Important, really, because you better believe Korean spicy is no laughing matter.
But last weekend I was on the hunt for chilli. We got lost in the night-time exuberance of Yeonsinnae, a bustling tangle of narrow streets lined with shops and cafes and restaurants. With another layer of shops and cafes and restaurants if you’ll only look up. The kind of area so common in Korea, yet so surprising and lively to foreign eyes. We finally convinced ourselves to eat jjimdak as planned, not octopus from the place with fishtanks spilling out onto the street, or red-sauced and fiery chickens feet.
At 봉추찜닭 (Bongchu Jjimdak) the seats may be hard, but the food arrives almost immediately. A huge steaming dark platter of soy sauce chicken stew punctuated by anomalous rounds of crunchy cucumber.
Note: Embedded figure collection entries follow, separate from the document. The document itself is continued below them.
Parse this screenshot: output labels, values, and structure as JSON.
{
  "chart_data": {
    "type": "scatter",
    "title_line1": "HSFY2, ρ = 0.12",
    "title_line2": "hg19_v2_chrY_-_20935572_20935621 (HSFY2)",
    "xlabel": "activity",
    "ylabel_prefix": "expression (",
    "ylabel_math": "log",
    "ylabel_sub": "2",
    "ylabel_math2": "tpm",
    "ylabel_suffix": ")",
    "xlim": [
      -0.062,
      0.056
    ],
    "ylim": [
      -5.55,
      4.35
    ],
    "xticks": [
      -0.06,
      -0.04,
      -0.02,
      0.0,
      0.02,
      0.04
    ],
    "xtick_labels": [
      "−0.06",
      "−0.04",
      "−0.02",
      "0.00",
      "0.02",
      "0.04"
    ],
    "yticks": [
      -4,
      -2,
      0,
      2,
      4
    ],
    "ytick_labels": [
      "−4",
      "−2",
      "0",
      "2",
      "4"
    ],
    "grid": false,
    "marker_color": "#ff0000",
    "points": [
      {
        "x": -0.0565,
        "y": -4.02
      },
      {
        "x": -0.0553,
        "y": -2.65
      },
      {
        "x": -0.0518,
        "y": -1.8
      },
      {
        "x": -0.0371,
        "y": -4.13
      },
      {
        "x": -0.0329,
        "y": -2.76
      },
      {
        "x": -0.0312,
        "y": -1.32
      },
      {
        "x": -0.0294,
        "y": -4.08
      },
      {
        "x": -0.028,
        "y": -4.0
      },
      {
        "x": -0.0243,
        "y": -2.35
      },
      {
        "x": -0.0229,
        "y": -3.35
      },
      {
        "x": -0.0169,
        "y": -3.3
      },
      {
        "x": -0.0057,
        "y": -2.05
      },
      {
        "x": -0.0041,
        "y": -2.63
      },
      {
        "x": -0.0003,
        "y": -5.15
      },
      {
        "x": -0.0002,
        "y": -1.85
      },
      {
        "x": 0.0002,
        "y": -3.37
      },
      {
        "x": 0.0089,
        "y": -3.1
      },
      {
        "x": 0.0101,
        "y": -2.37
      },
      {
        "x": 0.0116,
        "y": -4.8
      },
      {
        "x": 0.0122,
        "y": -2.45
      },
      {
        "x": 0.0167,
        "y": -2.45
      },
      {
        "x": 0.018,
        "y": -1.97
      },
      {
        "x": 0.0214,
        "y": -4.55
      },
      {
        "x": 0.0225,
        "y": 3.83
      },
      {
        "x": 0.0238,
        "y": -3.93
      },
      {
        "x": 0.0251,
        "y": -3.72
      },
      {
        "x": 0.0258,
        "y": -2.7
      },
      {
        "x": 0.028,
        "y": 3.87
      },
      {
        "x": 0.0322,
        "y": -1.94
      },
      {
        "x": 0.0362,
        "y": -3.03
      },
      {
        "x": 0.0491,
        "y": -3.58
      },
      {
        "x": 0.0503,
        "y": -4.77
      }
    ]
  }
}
The salty and sweet sauce is gloriously pungent with garlic, but the chilli-heat fails to live up to expectation. This was no blow-your-head off experience, whether this is negative is debatable. Unfortunately, though, this jjimdak suffered the common fate of stewed chicken: overcooked, dry meat, Grandma-soft vegetables. What started as a dark viscous sauce, well suited for drenching a piece of wizened chicken breast, was rapidly absorbed by the noodles, which ended up tasting great, by the way.
Andong jjimdak has so much promise as a dish, and although I wouldn’t rush back to eat it at Bongchu Jjimdak this meal did provide a glimmer of just how good it could be. When the weather finally cools, I believe a visit to Andong to eat Jjimdak in its natural surrounds, is on the cards.